The key here is that since the camera has no macro lens you have to keep it far enough away from the object to actually get it to focus. To simulate an actual zoom effect, crops may be made in post production
As always, varying the angle of the object being photographed, rather than shooting it straight on can increase interest in the photo. Similarly, cropping the frame so that the object extends beyond it increases it’s sense of mass.
Sometimes a subject will be pre-lit and a lot of your work as a photographer is simply done for you. That was the case at this diner. The deserts in the display case are already lit to draw attention to them and entice the restaurant patron into buying a slice. As such. you merely need to find an interesting angle to showcase them for your shot.

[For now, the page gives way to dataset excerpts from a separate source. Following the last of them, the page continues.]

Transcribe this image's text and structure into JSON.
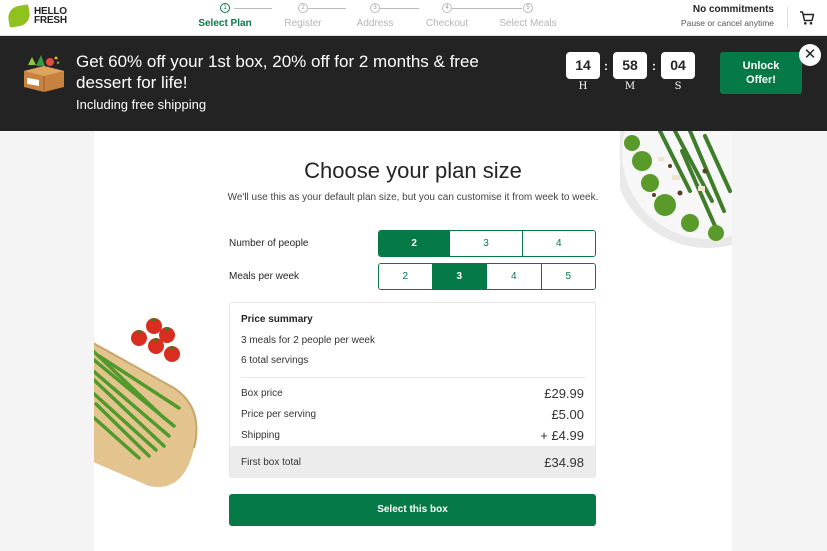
{
  "brand": {
    "logo_text": "HELLO FRESH"
  },
  "steps": [
    {
      "num": "1",
      "label": "Select Plan",
      "active": true
    },
    {
      "num": "2",
      "label": "Register",
      "active": false
    },
    {
      "num": "3",
      "label": "Address",
      "active": false
    },
    {
      "num": "4",
      "label": "Checkout",
      "active": false
    },
    {
      "num": "5",
      "label": "Select Meals",
      "active": false
    }
  ],
  "header": {
    "commit_title": "No commitments",
    "commit_sub": "Pause or cancel anytime",
    "cart_icon": "cart-icon"
  },
  "promo": {
    "headline": "Get 60% off your 1st box, 20% off for 2 months & free dessert for life!",
    "subline": "Including free shipping",
    "timer": {
      "hours": "14",
      "minutes": "58",
      "seconds": "04",
      "h_label": "H",
      "m_label": "M",
      "s_label": "S"
    },
    "cta": "Unlock Offer!",
    "close_icon": "close-icon"
  },
  "plan": {
    "title": "Choose your plan size",
    "subtitle": "We'll use this as your default plan size, but you can customise it from week to week.",
    "people_label": "Number of people",
    "people_options": [
      "2",
      "3",
      "4"
    ],
    "people_selected": "2",
    "meals_label": "Meals per week",
    "meals_options": [
      "2",
      "3",
      "4",
      "5"
    ],
    "meals_selected": "3"
  },
  "summary": {
    "title": "Price summary",
    "line1": "3 meals for 2 people per week",
    "line2": "6 total servings",
    "box_price_label": "Box price",
    "box_price": "£29.99",
    "per_serving_label": "Price per serving",
    "per_serving": "£5.00",
    "shipping_label": "Shipping",
    "shipping": "+ £4.99",
    "total_label": "First box total",
    "total": "£34.98"
  },
  "select_button": "Select this box",
  "colors": {
    "brand_green": "#067a46",
    "logo_green": "#91c11e",
    "banner_bg": "#232323"
  }
}
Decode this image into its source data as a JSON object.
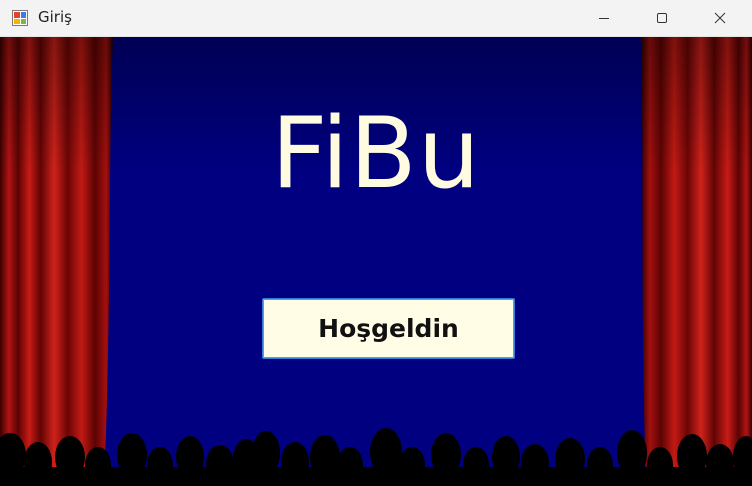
{
  "window": {
    "title": "Giriş",
    "icon": "windows-form-app-icon",
    "controls": [
      "minimize-icon",
      "maximize-icon",
      "close-icon"
    ]
  },
  "main": {
    "logo_text": "FiBu",
    "welcome_button_label": "Hoşgeldin"
  },
  "colors": {
    "stage_background": "#000080",
    "logo_text": "#fffbe0",
    "button_background": "#fffde6",
    "button_border": "#2f7bd6",
    "curtain": "#9e1010",
    "audience_silhouette": "#000000"
  }
}
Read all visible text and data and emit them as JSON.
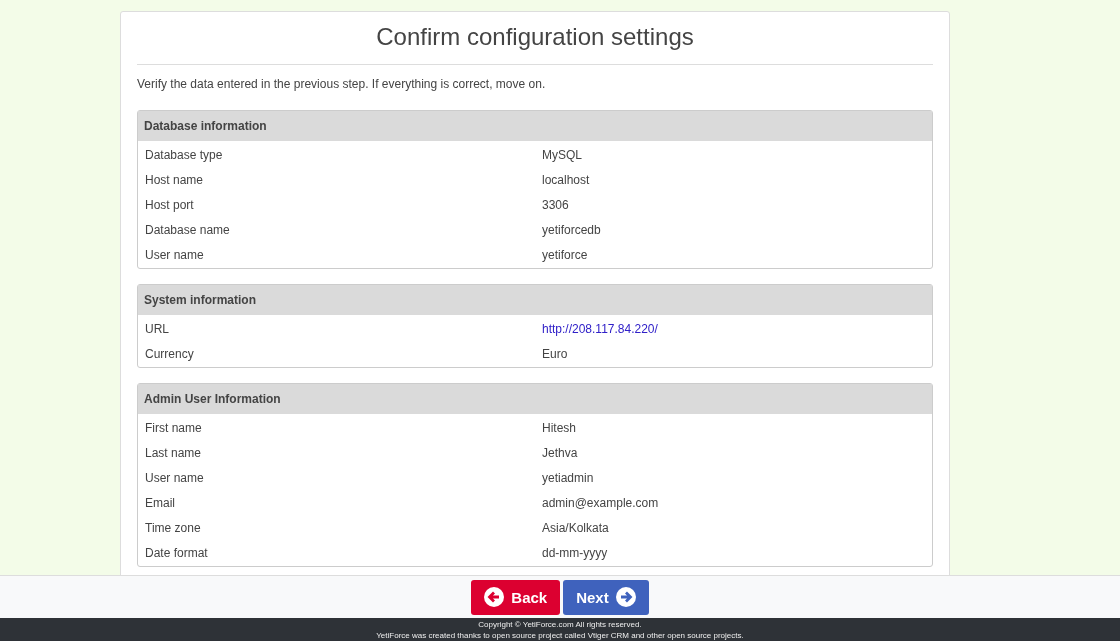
{
  "title": "Confirm configuration settings",
  "intro": "Verify the data entered in the previous step. If everything is correct, move on.",
  "sections": [
    {
      "heading": "Database information",
      "rows": [
        {
          "label": "Database type",
          "value": "MySQL",
          "kind": "text"
        },
        {
          "label": "Host name",
          "value": "localhost",
          "kind": "text"
        },
        {
          "label": "Host port",
          "value": "3306",
          "kind": "text"
        },
        {
          "label": "Database name",
          "value": "yetiforcedb",
          "kind": "text"
        },
        {
          "label": "User name",
          "value": "yetiforce",
          "kind": "text"
        }
      ]
    },
    {
      "heading": "System information",
      "rows": [
        {
          "label": "URL",
          "value": "http://208.117.84.220/",
          "kind": "link"
        },
        {
          "label": "Currency",
          "value": "Euro",
          "kind": "text"
        }
      ]
    },
    {
      "heading": "Admin User Information",
      "rows": [
        {
          "label": "First name",
          "value": "Hitesh",
          "kind": "text"
        },
        {
          "label": "Last name",
          "value": "Jethva",
          "kind": "text"
        },
        {
          "label": "User name",
          "value": "yetiadmin",
          "kind": "text"
        },
        {
          "label": "Email",
          "value": "admin@example.com",
          "kind": "text"
        },
        {
          "label": "Time zone",
          "value": "Asia/Kolkata",
          "kind": "text"
        },
        {
          "label": "Date format",
          "value": "dd-mm-yyyy",
          "kind": "text"
        }
      ]
    }
  ],
  "buttons": [
    {
      "label": "Back",
      "kind": "back"
    },
    {
      "label": "Next",
      "kind": "next"
    }
  ],
  "footer": [
    "Copyright © YetiForce.com All rights reserved.",
    "YetiForce was created thanks to open source project called Vtiger CRM and other open source projects."
  ]
}
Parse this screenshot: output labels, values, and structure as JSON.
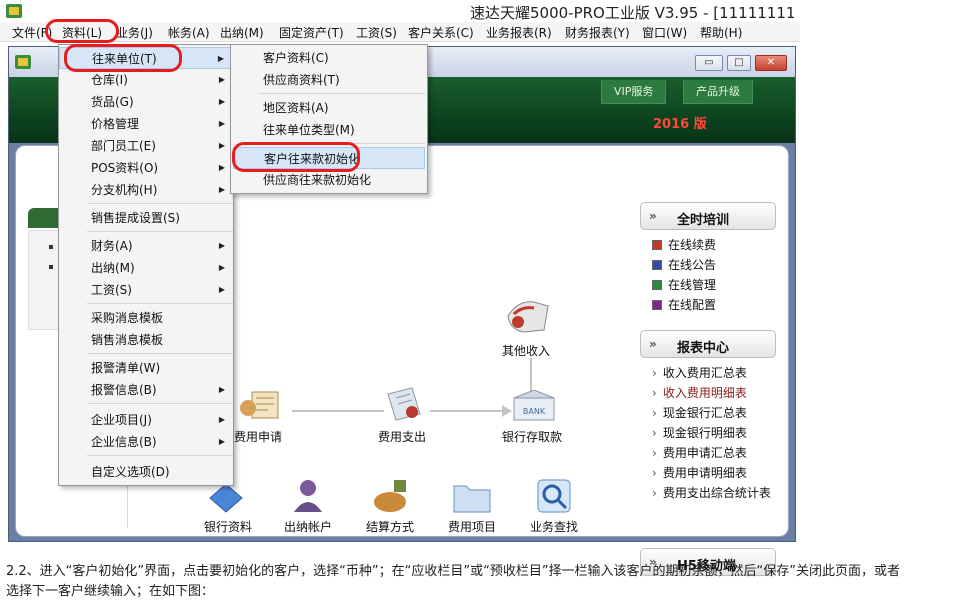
{
  "app": {
    "title": "速达天耀5000-PRO工业版 V3.95 - [11111111"
  },
  "menubar": {
    "items": [
      "文件(F)",
      "资料(L)",
      "业务(J)",
      "帐务(A)",
      "出纳(M)",
      "固定资产(T)",
      "工资(S)",
      "客户关系(C)",
      "业务报表(R)",
      "财务报表(Y)",
      "窗口(W)",
      "帮助(H)"
    ]
  },
  "child_window": {
    "min_label": "▭",
    "max_label": "□",
    "close_label": "✕"
  },
  "banner": {
    "vip": "VIP服务",
    "upgrade": "产品升级",
    "year": "2016 版"
  },
  "menu_ziliao": {
    "items": [
      {
        "label": "往来单位(T)",
        "submenu": true
      },
      {
        "label": "仓库(I)",
        "submenu": true
      },
      {
        "label": "货品(G)",
        "submenu": true
      },
      {
        "label": "价格管理",
        "submenu": true
      },
      {
        "label": "部门员工(E)",
        "submenu": true
      },
      {
        "label": "POS资料(O)",
        "submenu": true
      },
      {
        "label": "分支机构(H)",
        "submenu": true
      },
      {
        "label": "销售提成设置(S)",
        "submenu": false
      },
      {
        "label": "财务(A)",
        "submenu": true
      },
      {
        "label": "出纳(M)",
        "submenu": true
      },
      {
        "label": "工资(S)",
        "submenu": true
      },
      {
        "label": "采购消息模板",
        "submenu": false
      },
      {
        "label": "销售消息模板",
        "submenu": false
      },
      {
        "label": "报警清单(W)",
        "submenu": false
      },
      {
        "label": "报警信息(B)",
        "submenu": true
      },
      {
        "label": "企业项目(J)",
        "submenu": true
      },
      {
        "label": "企业信息(B)",
        "submenu": true
      },
      {
        "label": "自定义选项(D)",
        "submenu": false
      }
    ]
  },
  "menu_wanglai": {
    "items": [
      {
        "label": "客户资料(C)"
      },
      {
        "label": "供应商资料(T)"
      },
      {
        "label": "地区资料(A)"
      },
      {
        "label": "往来单位类型(M)"
      },
      {
        "label": "客户往来款初始化"
      },
      {
        "label": "供应商往来款初始化"
      }
    ]
  },
  "flow": {
    "other_income": "其他收入",
    "expense_apply": "费用申请",
    "expense_pay": "费用支出",
    "bank_deposit": "银行存取款",
    "bank_icon_text": "BANK"
  },
  "side": {
    "training_title": "全时培训",
    "training_links": [
      "在线续费",
      "在线公告",
      "在线管理",
      "在线配置"
    ],
    "training_colors": [
      "#c0392b",
      "#2e4fa3",
      "#2d8a3e",
      "#7a2a8a"
    ],
    "report_title": "报表中心",
    "report_links": [
      "收入费用汇总表",
      "收入费用明细表",
      "现金银行汇总表",
      "现金银行明细表",
      "费用申请汇总表",
      "费用申请明细表",
      "费用支出综合统计表"
    ],
    "h5_title": "H5移动端",
    "chev": "»",
    "link_chev": "›"
  },
  "bottom": {
    "items": [
      "银行资料",
      "出纳帐户",
      "结算方式",
      "费用项目",
      "业务查找"
    ]
  },
  "caption": {
    "line1": "2.2、进入“客户初始化”界面，点击要初始化的客户，选择“币种”；在“应收栏目”或“预收栏目”择一栏输入该客户的期初余额，然后“保存”关闭此页面，或者",
    "line2": "选择下一客户继续输入；在如下图："
  },
  "colors": {
    "annotation": "#e81c1c",
    "banner": "#0b3f1c",
    "year": "#ff4a3a",
    "highlight_link": "#8b1c1c"
  }
}
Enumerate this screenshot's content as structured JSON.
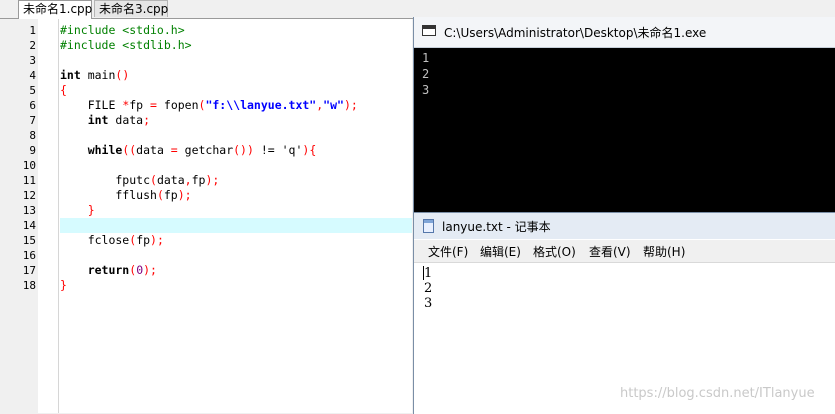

It certainly isn’t perfect studio lighting, as display lighting isn’t generally as concerned with things such as fill lighting, however, you do get a nice even level of light across all the of pies and the result is a photo that certainly gets the point across to the viewer.
Cellphones are perfect for capturing things such as graffiti and murals and other urban art. Typically there is a vast array of color in the scene already and the urban grit is often highlighted by the shortcomings of the impoverished camera sensor.
If the photo is taken at a well lit time of day, things like aperture and shutter speed
aren’t really an issue. The primary difficulty for this shot was trying to get it while avoiding being run down by rush hour traffic.
Plan your shot ahead of time. Get used to visualizing how you want it to appear in your mind and where you need to be in order to acquire the proper framing. Once you have your photo set in your head, you can move into place and make simple quick adjustments to get the shot.
This landscape illustrates how good standard photography techniques can be applied to cellphone photography for similar results.
If subjects are backlit and properly exposed for the sky, then the subjects themselves tend to appear in silhouette since there isn’t enough light information coming from the front to allow details to appear.
As such, the key to a nice backlit scene such as this is to wait til exactly the right time of day. Right as the sun sets. Typically photographers will use “Golden Hour
” to take wonderful portraits as the light temperature
at the hour just before sunset (and just after sunrise) is perfect for capturing skin tones. As such, you can use this dusk lighting to capture some great portraits of human subjects and end your shooting day with a silhouetted shadow landscape such as this one.